Cos'è la Malattia di Huntington? Cosa la rende così Tremenda? Come è puntualmente e ben descritto sul sito http:www.aichmilano.it "è un’affezione ereditaria degenerativa del sistema nervoso centrale che determina una distruzione dei neuroni in particolare a livello dei gangli della base e della corteccia cerebrale. Clinicamente è caratterizzata da movimenti involontari patologici (per questo è detta anche Còrea, dal greco antico "danza") nonché da turbe psichiche, non sempre presenti, che consistono in un deterioramento cognitivo e in alterazione del comportamento. L’esordio avviene di solito tra i 30 e i 50 anni (raramente in altre fasce d’età) e il decorso è lentamente progressivo e fatale dopo 16-20 anni di malattia.". Dopo le prime fasi della malattia, durante le quali si manifesta una progressiva riduzione della capacità intellettiva accompagnata da alterazioni comportamentali, si aggiungono rigidità e lentezza dei movimenti, camminata instabile, marcata distonia, difficoltà nel linguaggio e nella deglutizione, fino ad arrivare nella fase avanzata ad una grave disabilità, che richiede una assistenza al malato a 360 gradi, in tutto e per tutto. La difficoltà a deglutire può richiedere nei casi più avanzati anche la nutrizione tramite PEG. La caratteristica più drammatica della Huntington è l'ereditarietà. Nel linguaggio medico si dice che è una malattia autosomica dominante: vuol dire che il gene alterato responsabile della malattia è collocato su un cromosoma non sessuale e che se uno solo dei due cromosomi di un individuo ha l'alterazione, la malattia si manifesta. Indipendentemente dal sesso, ogni figlio di un genitore malato ha il 50% di rischio di ereditarla.

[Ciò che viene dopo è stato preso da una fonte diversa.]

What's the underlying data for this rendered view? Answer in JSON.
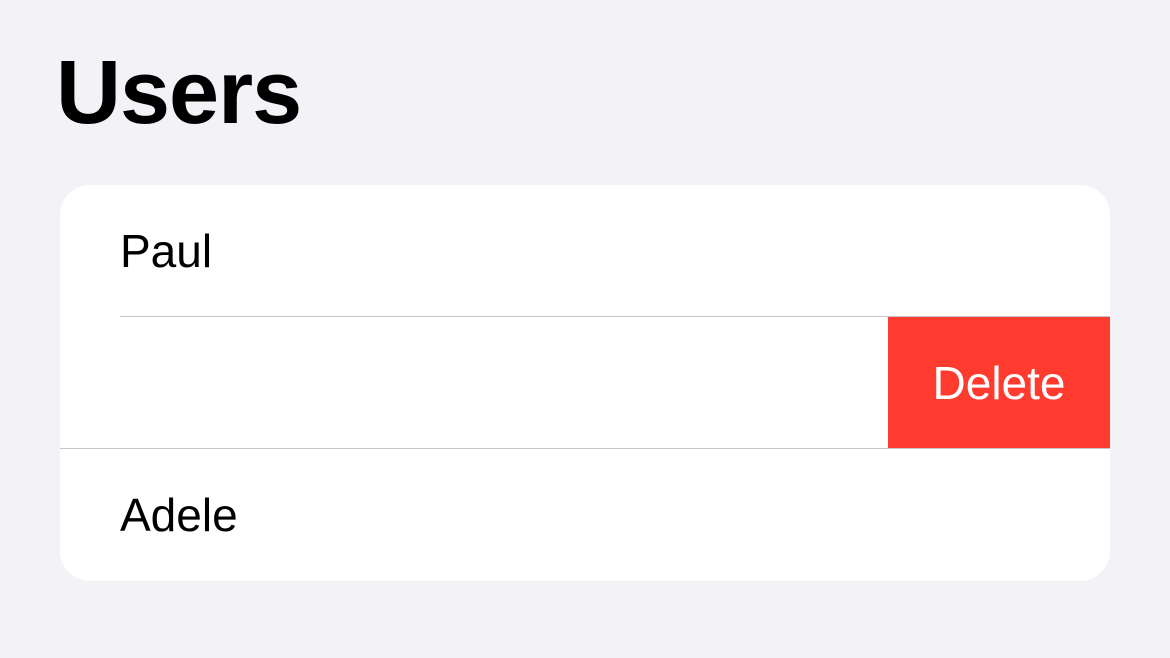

Al momento non c'è cura per la malattia di Huntington. Non si può arrestare o rendere reversibile il decorso della malattia, mentre esistono farmaci in grado di attuenare alcuni effetti.

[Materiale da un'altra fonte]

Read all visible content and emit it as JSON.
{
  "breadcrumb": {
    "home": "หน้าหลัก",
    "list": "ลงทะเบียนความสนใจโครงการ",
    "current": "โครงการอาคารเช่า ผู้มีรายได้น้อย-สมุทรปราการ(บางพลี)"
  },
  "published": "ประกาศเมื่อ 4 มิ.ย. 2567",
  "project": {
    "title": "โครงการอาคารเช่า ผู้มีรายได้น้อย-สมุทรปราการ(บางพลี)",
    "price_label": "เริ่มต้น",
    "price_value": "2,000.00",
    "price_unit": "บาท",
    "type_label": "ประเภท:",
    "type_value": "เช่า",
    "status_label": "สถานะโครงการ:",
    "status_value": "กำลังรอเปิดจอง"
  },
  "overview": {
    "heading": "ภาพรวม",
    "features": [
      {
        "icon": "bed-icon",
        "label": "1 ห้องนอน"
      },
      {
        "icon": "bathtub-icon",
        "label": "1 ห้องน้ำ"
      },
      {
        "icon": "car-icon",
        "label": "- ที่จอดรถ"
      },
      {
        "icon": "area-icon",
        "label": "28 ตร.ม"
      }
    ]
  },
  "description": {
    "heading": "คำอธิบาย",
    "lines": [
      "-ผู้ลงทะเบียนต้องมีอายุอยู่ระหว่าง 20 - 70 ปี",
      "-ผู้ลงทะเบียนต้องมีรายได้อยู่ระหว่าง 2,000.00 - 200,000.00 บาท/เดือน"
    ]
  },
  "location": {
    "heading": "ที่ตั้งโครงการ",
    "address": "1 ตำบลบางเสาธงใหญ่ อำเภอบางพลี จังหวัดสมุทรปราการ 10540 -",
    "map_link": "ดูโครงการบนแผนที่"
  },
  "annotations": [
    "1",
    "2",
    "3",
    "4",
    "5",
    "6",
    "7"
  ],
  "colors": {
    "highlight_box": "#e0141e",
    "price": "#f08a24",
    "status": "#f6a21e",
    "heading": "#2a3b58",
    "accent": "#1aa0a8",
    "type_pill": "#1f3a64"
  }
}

Woody Guthrie, colpito dalla Malattia di Huntington, ereditata dalla madre, morì nel 1967 lasciando queste parole come testamento spirituale per chi ancora oggi combatte quotidianamente la propria battaglia personale, familiare e medica contro la malattia di Huntington " you can't remember how I died remember how I lived/and if you can find it in your heart to forgive/know that the piece of brain that had to fall/never affected my love for you at all/I'm gonna play this thing 'till they find a cure". "Continuerò a cantare fino a quando non troveranno una Cura".